Researchers looked at more than 3,000 older adults in England. Dog owners who walked their pooch got an average of 30 minutes more physical activity a day than other participants.
The dog walking-linked boost in activity was especially noticeable in the winter when days are shorter, colder and wetter, the study authors said.
“We found that dog walkers were much more physically active and spent less time sitting overall.

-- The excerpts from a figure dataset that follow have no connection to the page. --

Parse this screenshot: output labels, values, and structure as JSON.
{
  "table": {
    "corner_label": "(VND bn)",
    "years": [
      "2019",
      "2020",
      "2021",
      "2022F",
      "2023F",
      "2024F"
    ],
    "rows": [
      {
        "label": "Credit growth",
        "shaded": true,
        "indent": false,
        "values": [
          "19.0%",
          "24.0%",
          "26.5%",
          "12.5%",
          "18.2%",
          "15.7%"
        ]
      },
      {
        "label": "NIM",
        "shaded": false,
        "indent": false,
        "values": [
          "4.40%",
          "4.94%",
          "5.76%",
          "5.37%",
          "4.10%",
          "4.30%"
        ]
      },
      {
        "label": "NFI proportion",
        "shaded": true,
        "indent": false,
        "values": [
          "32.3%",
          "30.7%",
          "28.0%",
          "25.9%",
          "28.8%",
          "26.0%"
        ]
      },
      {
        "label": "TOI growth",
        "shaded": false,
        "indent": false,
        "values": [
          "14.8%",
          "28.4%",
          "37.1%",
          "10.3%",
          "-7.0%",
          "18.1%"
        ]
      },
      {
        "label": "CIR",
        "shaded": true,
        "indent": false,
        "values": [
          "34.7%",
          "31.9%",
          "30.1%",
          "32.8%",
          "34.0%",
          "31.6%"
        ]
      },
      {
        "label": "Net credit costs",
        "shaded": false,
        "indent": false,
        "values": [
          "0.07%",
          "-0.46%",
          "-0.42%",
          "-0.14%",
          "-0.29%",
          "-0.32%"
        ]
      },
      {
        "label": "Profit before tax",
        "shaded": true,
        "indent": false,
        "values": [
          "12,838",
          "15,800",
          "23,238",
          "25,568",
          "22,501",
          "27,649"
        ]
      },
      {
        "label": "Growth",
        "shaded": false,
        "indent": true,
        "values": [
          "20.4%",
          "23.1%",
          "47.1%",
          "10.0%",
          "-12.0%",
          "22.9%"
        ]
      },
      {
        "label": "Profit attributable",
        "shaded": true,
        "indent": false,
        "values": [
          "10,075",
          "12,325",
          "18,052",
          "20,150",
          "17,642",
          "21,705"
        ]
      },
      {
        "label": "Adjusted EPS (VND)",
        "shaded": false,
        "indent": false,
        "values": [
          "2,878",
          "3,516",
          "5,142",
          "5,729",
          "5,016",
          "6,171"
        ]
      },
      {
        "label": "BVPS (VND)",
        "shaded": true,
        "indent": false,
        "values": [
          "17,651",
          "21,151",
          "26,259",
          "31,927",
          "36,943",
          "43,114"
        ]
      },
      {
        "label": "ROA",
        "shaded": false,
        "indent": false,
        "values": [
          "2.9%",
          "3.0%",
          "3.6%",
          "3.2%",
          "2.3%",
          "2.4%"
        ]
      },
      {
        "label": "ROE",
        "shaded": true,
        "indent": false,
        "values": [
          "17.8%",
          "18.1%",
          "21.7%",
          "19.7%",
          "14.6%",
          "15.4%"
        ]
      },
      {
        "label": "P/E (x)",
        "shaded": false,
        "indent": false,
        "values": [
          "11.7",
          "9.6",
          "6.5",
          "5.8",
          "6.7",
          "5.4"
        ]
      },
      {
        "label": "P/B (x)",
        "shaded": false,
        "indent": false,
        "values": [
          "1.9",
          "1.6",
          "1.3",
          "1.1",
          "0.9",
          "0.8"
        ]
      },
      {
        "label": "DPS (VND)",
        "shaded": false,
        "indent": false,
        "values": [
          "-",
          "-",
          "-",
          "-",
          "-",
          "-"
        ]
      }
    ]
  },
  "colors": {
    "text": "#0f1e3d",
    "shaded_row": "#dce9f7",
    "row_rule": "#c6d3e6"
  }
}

We expected this, but when we looked at how the amount of physical activity participants undertook each day varied by weather conditions, we were really surprised at the size of the differences between those who walked dogs and the rest of the study participants,” said study lead author Yu-Tzu Wu, of the University of Cambridge.
And, project leader Andy Jones said, “We were amazed to find that dog walkers were on average more physically active and spent less time sitting on the coldest, wettest and darkest days than non-dog owners were on long, sunny and warm summer days.” He is a professor at Norwich School of Medicine, at the University of East Anglia.
“The size of the difference we observed between these groups was much larger than we typically find for interventions, such as group physical activity sessions that are often used to help people remain active,” Jones added in a university news release.
The researchers noted that owning a dog is not a good idea for all older adults due to the demands of looking after a pet, but said their findings suggest new ideas to increase physical activity.
“Physical activity interventions typically try and support people to be active by focusing on the benefits to themselves, but dog walking is also driven by the needs of the animal. Being driven by something other than our own needs might be a really potent motivator and we need to find ways of tapping into it when designing exercise interventions in the future,” Jones said.
The findings were published July 24 in the Journal of Epidemiology and Community Health.